Topscorer Erik Engelhardt bleibt fraglich, nachdem er drei Tage lang nicht trainieren konnte. Bisher hat er in dieser Woche keine komplette Einheit absolviert, seine Einsatzbereitschaft ist ungewiss. Wollitz wollte nicht bestätigen, ob Engelhardt rechtzeitig zum Sonntagsspiel fit wird.
Falls der Stürmer ausfällt, könnte defensiver Mittelfeldspieler Ted Tattermusch in die Startelf rücken.

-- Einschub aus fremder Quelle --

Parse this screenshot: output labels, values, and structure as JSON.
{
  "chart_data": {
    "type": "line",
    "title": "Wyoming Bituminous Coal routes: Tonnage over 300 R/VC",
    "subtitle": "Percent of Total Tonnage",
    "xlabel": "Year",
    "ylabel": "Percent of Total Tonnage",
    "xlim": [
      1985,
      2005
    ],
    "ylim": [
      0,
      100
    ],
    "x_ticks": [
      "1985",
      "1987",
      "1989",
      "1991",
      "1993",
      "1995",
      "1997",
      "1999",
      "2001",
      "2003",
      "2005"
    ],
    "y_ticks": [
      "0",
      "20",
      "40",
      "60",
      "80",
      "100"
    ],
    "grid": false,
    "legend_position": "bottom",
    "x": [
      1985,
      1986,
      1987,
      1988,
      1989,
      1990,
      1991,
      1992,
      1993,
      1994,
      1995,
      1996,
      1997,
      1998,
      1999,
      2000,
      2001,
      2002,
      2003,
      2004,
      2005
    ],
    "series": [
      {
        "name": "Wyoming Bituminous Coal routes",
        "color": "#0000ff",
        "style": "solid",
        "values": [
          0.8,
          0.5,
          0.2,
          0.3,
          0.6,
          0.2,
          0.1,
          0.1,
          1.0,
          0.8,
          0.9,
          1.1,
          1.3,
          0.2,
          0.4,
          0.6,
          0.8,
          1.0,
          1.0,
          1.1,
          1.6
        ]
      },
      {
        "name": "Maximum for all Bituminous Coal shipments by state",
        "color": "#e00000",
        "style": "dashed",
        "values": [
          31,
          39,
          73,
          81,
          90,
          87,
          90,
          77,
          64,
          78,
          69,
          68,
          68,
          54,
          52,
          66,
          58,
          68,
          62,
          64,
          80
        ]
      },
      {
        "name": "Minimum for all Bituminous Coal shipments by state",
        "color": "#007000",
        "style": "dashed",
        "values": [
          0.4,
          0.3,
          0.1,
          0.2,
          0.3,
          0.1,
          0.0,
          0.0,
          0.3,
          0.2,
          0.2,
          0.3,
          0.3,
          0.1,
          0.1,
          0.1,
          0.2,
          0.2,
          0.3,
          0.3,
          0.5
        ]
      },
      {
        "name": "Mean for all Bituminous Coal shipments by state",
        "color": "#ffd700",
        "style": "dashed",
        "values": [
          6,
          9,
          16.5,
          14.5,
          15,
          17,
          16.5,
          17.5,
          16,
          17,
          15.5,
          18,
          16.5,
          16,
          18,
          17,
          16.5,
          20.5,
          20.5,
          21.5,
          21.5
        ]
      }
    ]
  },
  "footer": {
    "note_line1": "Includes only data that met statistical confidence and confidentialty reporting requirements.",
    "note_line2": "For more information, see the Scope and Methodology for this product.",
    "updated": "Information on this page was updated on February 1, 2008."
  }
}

Unterdessen trainierten Axel Borgmann, Dominik Pelivan und Justin Butler am Donnerstag nur individuell und brachen ihre Einheit vorzeitig wegen Verletzungen ab. Timmy Thiele fehlte krankheitsbedingt, und auch Leon Guwara nahm nicht am Training teil.
Sicher nicht dabei sein wird Innenverteidiger King Manu, der nach seiner fünften Gelben Karte der Saison eine Spielsperre absitzen muss. Wollitz betonte die Bedeutung des Spiels und bezeichnete es als "einen außergewöhnlichen Traum" – und als Chance, den Profistatus für weitere zwei Jahre zu verlängern.
Ein Sieg würde Cottbus sechs Punkte vor einem Aufstiegskonkurrenten bringen und die Hoffnungen auf den Aufstieg in die 2. Bundesliga stärken. Das Duell gegen den viertplatzierten MSV Duisburg ist von hoher Brisanz, da beide Mannschaften um den Sprung in die zweite Liga kämpfen. Die finale Entscheidung über Engelhardts Einsatz wird vermutlich erst kurz vor Anpfiff fallen.